His organisation, Paraa, focuses on enhancing communities of Bangladesh through collaborative and multidisciplinary practice. At times he had felt that they are more of social workers than design workers.

Abdin who identified himself as a queer, has witnessed certain barriers where he has heard people not wanting to work with ones from the low income group, not engaging with certain class or communities. So they are slowly trying to sensitize students towards these issues. 

When asked by an audience member, the panel also dealt upon making spaces inclusive for transgender and non-conforming folks. Shah rightly pointed out the “need to stop gender labeling of spaces”. He stressed on the importance of “gender neutral public spaces”.

Shah pointed out that in India, the focus is still very charity based. There are national associations, NGOs which provide help, financial support being one. He stressed on other support like counseling support and post traumatic support after an acquired disability.

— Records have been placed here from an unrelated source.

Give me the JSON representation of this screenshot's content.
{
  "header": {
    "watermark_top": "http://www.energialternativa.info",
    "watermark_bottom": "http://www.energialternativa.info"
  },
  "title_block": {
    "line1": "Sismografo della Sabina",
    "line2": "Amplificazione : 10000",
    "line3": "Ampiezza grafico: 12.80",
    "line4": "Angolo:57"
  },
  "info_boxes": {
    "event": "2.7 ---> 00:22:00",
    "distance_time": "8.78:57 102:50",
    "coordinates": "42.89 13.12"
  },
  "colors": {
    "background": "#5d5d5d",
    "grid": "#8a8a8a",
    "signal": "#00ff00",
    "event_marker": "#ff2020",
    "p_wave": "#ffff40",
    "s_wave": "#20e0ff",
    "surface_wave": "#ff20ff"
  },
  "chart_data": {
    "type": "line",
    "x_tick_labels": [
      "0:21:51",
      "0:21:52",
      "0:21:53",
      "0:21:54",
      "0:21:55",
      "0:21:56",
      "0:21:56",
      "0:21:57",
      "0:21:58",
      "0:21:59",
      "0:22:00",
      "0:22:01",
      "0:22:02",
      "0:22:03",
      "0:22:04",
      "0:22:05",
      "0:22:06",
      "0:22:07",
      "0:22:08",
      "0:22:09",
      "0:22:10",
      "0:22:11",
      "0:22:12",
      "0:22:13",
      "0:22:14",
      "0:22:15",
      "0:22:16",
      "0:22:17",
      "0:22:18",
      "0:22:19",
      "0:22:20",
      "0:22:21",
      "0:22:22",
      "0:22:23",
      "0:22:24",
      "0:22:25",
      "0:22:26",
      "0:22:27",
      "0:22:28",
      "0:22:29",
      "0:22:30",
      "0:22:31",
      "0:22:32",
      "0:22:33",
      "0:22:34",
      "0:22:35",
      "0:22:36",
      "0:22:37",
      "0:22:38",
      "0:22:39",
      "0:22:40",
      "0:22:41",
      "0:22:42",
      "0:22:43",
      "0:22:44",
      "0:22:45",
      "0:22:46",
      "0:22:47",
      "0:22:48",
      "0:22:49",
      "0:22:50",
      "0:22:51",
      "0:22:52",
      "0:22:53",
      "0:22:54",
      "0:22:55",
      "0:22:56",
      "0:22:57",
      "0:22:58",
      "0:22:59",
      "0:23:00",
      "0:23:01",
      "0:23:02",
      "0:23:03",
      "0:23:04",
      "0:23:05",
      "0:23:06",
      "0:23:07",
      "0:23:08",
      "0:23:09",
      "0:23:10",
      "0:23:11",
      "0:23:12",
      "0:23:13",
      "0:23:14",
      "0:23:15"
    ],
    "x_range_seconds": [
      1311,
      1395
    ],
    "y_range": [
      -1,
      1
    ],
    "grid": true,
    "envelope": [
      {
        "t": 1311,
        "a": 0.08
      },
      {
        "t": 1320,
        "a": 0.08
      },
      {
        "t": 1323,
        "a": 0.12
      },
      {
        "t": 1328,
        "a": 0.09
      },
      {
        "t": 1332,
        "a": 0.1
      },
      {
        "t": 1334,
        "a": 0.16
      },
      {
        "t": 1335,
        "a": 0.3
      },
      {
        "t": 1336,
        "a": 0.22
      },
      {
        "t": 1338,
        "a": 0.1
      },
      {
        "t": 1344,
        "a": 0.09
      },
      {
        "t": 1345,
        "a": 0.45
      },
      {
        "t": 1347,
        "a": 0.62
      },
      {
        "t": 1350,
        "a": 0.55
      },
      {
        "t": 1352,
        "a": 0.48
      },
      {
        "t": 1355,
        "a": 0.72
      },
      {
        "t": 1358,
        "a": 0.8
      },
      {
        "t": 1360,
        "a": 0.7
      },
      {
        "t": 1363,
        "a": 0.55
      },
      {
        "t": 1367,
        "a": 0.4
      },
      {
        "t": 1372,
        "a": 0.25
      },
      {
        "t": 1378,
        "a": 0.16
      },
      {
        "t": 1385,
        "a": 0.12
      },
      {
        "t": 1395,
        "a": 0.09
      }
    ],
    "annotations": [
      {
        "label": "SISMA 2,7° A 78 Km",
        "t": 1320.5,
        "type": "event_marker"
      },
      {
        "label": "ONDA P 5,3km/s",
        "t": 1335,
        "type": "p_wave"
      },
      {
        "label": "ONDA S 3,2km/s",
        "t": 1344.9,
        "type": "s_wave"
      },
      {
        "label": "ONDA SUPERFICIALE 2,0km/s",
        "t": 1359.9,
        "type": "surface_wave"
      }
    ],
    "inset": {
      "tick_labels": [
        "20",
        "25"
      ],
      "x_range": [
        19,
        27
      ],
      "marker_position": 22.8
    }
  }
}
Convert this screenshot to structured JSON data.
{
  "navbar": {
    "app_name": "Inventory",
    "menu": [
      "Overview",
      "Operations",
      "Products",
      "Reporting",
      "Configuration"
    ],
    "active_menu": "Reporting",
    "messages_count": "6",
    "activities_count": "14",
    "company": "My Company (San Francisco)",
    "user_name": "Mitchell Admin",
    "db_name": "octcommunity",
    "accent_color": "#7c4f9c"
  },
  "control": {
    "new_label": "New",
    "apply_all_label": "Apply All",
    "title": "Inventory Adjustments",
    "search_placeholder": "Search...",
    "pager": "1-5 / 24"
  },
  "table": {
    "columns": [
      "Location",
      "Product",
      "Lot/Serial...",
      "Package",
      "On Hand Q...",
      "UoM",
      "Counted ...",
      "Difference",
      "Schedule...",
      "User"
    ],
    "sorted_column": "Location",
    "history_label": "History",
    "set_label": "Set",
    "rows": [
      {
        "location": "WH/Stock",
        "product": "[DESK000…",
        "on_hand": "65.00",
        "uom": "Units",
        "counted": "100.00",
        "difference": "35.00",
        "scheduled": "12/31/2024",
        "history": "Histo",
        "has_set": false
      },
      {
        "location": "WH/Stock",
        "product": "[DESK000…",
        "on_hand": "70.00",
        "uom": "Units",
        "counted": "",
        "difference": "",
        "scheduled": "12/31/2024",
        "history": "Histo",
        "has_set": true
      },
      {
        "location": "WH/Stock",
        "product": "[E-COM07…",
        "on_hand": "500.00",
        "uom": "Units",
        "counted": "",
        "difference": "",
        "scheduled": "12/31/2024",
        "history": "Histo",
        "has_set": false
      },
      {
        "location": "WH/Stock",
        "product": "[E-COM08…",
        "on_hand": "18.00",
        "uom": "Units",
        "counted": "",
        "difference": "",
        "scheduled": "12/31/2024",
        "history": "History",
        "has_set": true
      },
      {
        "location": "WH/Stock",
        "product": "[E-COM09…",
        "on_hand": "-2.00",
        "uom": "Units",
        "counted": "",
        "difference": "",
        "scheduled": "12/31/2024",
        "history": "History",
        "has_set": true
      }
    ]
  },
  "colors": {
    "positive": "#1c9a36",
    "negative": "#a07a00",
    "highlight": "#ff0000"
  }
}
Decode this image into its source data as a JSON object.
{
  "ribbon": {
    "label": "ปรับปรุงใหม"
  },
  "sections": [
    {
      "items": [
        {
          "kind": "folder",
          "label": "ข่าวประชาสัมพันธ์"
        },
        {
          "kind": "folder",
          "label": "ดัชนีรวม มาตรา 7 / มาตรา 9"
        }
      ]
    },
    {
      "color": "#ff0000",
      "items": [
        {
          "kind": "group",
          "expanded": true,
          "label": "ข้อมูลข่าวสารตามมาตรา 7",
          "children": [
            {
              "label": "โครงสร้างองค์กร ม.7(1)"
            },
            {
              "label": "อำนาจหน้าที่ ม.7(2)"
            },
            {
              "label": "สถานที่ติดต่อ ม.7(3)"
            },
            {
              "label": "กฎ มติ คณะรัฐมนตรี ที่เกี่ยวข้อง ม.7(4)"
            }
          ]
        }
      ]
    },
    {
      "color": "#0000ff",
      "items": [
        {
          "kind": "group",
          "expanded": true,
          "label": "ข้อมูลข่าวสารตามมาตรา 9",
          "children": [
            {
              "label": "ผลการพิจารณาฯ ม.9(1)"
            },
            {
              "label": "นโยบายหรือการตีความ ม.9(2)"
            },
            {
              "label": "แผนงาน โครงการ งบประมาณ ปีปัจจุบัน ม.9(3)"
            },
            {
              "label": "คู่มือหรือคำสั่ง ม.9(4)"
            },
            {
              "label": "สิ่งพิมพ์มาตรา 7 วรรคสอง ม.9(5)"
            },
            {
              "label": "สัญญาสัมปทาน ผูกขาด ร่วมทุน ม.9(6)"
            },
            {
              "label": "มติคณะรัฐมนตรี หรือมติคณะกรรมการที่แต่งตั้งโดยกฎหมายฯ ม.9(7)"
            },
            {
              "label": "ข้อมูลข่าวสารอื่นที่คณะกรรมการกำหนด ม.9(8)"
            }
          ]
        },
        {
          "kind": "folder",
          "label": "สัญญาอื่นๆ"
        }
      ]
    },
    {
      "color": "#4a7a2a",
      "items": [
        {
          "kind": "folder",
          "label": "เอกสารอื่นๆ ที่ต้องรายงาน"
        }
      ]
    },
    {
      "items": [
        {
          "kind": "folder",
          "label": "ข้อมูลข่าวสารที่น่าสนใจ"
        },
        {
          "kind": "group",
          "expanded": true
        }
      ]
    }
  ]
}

But as such, there is no strong government support-body. There are certain schemes and in India there is something called ‘unique disability identification number’ but there is no awareness about it.

“Personally, in Delhi I have seen student-led initiatives. Students with disabilities from a very prestigious college got together and said that these are the needs and you need to provide us. I think we need to focus on the bottom-up approach,” Shah added.

Talking about the situation in Bangladesh, Abdin said, “Walking down the streets of Dhaka, one with any form of disability will not be comfortable walking down the streets due to noise, the path, the irregularity, the vendors occupying the space and so on.”

As a key takeaway, Singha resonated with the panel saying that society cannot be just for young people, it has to be for everyone. People in architecture need to re-educate, sensitise and listen to the people they are designing for. One has to be aware and interact more to address diverse needs of the people.